使用RNN预测股票价格系列二

在前文教程中,我们想继续有关股票价格预测的主题,并赋予在系列1中建立的具有对多个股票做出响应能力的RNN。 为了区分不同价格序列之间相关的模式,我们使用股票信号嵌入向量作为输入的一部分。

数据集

数据提取代码可以写成如下形式:

import urllib2
from datetime import datetime
BASE_URL = "https://www.google.com/finance/historical?"
          "output=csv&q={0}&startdate=Jan+1%2C+1980&enddate={1}"
symbol_url = BASE_URL.format(
   urllib2.quote('GOOG'), # Replace with any stock you are interested.
   urllib2.quote(datetime.now().strftime("%b+%d,+%Y"), '+')
)

在获取内容时,请记住在链接失败或提供的股票代码无效的情况下添加try-catch包装器。

try:
   f = urllib2.urlopen(symbol_url)
   with open("GOOG.csv", 'w') as fin:
       print >> fin, f.read()
except urllib2.HTTPError:
   print "Fetching Failed: {}".format(symbol_url)

建立模型

模型建立的预期是了解不同股票的价格序列。 由于不同的基本模式,我们想告诉模型应该操作哪一支股票。 嵌入(Embedding)比独热编码(one-hot encoding)更受欢迎,因为:Embedding我们这里讲的通俗:从数学上的概念,从一个空间映射到另外一个空间,保留基本属性。比如把单词转化成向量,把数字(的奇偶正负实复等性质)转化成n维矩阵。

另一种选择是将嵌入向量与LSTM单元的最后状态连接,并在输出层中学习新的权重W和偏差b。 但是这样的话,LSTM单元就不能分辨出一只股票的价格,它的发挥就会受到很大的抑制。 于是我们决定采用前一种方法。


RNNConfig

中添加了两个新的设置:

  • embedding_size
    控制每个嵌入向量的大小;
  • stock_symbol_size
    是指数据集中唯一股票的数量。
    他们一起定义了嵌入矩阵的大小,模型必须学习embedding_size×stock_symbol_size附加变量与
    第一部分模型去比较。
class RNNConfig():
  # … old ones
  embedding_size = 8
  stock_symbol_size = 100

(1) As demonstrated in tutorial Part 1: Define the Graph, let us define a tf.Graph() named lstm_graph and a set of tensors to hold input data, inputs, targets, and learning_rate in the same way. One more placeholder to define is a list of stock symbols associated with the input prices. Stock symbols have been mapped to unique integers beforehand with label encoding.

# Mapped to an integer. one label refers to one stock symbol.
stock_labels = tf.placeholder(tf.int32, [None, 1])

(2)然后我们需要建立一个嵌入矩阵作为查找表,包含所有股票的嵌入向量。 矩阵在-1和1之间用随机数进行初始化,并在训练期间得到更新。

# Don’t forget: config = RNNConfig()
# Convert the integer labels to numeric embedding vectors.
embedding_matrix = tf.Variable(
       tf.random_uniform([config.stock_symbol_size, config.embedding_size], -1.0, 1.0)
   )

(3)重复股票标签 num_steps 次数来匹配训练期间unfolded的RNN和 inputs 张量的大小。 变换操作 tf.tile 接收一个基本张量,并创建一个新的张量,通过复制它的某个维度倍数;输入张量的第二维正好乘以 multiples[i] 倍。 例如,如果 stock_labels 为 [[0],[0],[2],[1]],则 [1,5] 产生 [[0 0 0 0 0],[0 0 0 0 0]) [2 2 2 2 2],[1 1 1 1 1 1]]。

stacked_stock_labels = tf.tile(stock_labels, multiples=[1, config.num_steps])

(4)然后根据查找表 embedding_matrix 将符号映射到嵌入向量。

# stock_label_embeds.get_shape() = (?, num_steps, embedding_size).
stock_label_embeds = tf.nn.embedding_lookup(embedding_matrix, stacked_stock_labels)

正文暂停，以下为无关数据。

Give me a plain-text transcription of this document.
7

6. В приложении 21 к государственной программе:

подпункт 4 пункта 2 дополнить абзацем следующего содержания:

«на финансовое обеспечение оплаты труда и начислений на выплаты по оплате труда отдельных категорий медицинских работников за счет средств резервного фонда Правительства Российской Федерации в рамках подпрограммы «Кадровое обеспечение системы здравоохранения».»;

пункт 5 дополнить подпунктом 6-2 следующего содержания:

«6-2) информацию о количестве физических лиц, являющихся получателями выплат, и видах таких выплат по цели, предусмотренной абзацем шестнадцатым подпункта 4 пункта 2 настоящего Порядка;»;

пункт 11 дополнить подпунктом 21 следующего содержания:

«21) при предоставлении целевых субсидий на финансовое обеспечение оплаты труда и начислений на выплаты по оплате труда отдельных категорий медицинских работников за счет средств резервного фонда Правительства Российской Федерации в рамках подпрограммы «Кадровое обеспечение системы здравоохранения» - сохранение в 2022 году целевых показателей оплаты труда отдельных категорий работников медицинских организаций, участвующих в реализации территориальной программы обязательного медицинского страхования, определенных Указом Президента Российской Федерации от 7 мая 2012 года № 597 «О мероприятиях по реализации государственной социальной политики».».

(5) Finally, combine the price values with the embedding vectors. The operation tf.concat concatenates a list of tensors along the dimension axis. In our case, we want to keep the batch size and the number of steps unchanged, but only extend the input vector of length input_size to include embedding features.

# inputs.get_shape() = (?, num_steps, input_size)
# stock_label_embeds.get_shape() = (?, num_steps, embedding_size)
# inputs_with_embed.get_shape() = (?, num_steps, input_size + embedding_size)
inputs_with_embed = tf.concat([inputs, stock_label_embeds], axis=2)

训练模型

第一部分部分请在下方查看:
在将数据送入图表之前,应该将股票符号转换为具有标签编码的唯一整数。

from sklearn.preprocessing import LabelEncoder
label_encoder = LabelEncoder()
label_encoder.fit(list_of_symbols)

训练/策略比例保持不变,90%用于训练,10%用于测试每个股票。

图形可视化

Other than presenting the graph structure or tracking the variables in time, Tensorboard also supports embeddings visualization . In order to communicate the embedding values to Tensorboard, we need to add proper tracking in the training logs.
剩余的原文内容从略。